Within a worker-owned co-operative, there is a need for management as much as under bourgeois property relations. As with an army, decisions have to be taken, and once taken someone has to ensure their implementation. The decisions can be taken democratically by a process of direct workers democracy. Some decisions are implemented by everyone as part of the work process, but other decisions can only be implemented by specific workers (technicians, administrators, managers) whose function it is. As Marx discussed in relation to the Lancashire textile co-operatives, where these managers etc. are employed by the workers themselves this need pose no problem. 

The situation was set out by Engels in a letter to Bebel of 1891, which presages the outbreak of WWI 15 years later.

“In order to take possession of and set in motion the means of production, we need people with technical training, and masses of them. These we have not got, and up till now we have even been rather glad that we have been largely spared the "educated" people. Now things are different. Now we are strong enough to stand any quantity of educated Quarcks and to digest them, and I foresee that in the next eight or ten years we shall recruit enough young technicians, doctors, lawyers and schoolmasters to enable us to have the factories and big estates administered on behalf of the nation by Party comrades. Then, therefore, our entry into power will be quite natural and will be settled up quickly – relatively, if, on the other hand, a war brings us to power prematurely, the technicians will be our chief enemies; they will deceive and betray us wherever they can and we shall have to use terror against them but shall get cheated all the same. It is what always happened, on a small scale, to the French revolutionaries; even in the ordinary administration they had to leave the subordinate posts, where real work is done, in the possession of old reactionaries who obstructed and paralysed everything.
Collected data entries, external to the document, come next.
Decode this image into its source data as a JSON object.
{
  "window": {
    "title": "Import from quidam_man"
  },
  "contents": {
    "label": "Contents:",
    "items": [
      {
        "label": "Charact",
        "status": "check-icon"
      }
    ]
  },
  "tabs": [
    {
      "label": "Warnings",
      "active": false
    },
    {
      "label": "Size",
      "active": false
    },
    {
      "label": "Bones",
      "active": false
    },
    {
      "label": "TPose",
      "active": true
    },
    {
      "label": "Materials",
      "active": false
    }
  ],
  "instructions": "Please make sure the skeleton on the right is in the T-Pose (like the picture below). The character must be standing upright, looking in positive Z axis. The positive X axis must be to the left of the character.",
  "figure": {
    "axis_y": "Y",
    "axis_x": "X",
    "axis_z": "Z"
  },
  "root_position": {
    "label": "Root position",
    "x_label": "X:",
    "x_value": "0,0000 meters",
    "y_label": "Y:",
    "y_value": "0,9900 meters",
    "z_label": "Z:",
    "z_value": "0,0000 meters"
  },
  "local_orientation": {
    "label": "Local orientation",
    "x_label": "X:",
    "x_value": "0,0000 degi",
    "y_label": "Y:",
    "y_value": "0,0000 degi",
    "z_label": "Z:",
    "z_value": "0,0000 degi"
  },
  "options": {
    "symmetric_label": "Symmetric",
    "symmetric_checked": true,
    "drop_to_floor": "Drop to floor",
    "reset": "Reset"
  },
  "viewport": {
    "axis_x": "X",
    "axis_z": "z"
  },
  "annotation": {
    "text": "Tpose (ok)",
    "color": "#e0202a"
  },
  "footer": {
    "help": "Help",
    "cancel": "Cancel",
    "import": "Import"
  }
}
Therefore I hope and desire that our splendid and secure development, which is advancing with the calm and inevitability of a process of nature, may remain on its natural lines.”

Over time, as Engels suggests here, as the workers become stronger, and the ideas of socialism become stronger with them, these petit-bourgeois layers can be dealt with. It is the same problem Trotsky identified about the need to prevent revolutionary groups being dominated by students. Moreover, as the Mondragon University demonstrates, the more worker-owned, co-operative production expands, the more the workers in these industries can themselves be educated and trained to take on these functions, so that they are less liable to be duped. But, if workers were to assign the task of making some of these technical decisions to specialists, as for example, was proposed with some of the Yugoslav worker-owned enterprises, rather than keeping that power of decision-making within the remit of all the workers, then this would be to move away from workers democracy, to a form of bourgeois representative democracy. It would inevitably mean that, over time, those specialists, to whom this decision making had been delegated, would consolidate themselves as an elite, and the process would be set in place for the gradual disintegration of the worker-owned property itself. In fact, Engels describes a similar process occurring under primitive communism, in “Anti-Duhring”.

Just as the progress of the bourgeoisie proceeded not in a straight line, but via advances and retreats, as its political development accompanied its economic and social development, so the development of the working-class will proceed in a similar fashion. It will require repeated struggles to regain control over worker-owned property, as the inevitable pressure of bourgeois property, and the dominance of bourgeois ideas impacts upon it. The political revolution we need to carry through in the Co-op, and the need to make its structures more adequate to our needs, along with the concomitant political revolution required within the trades unions and the Labour Party, is just the latest such struggle we need to undertake as part of that process.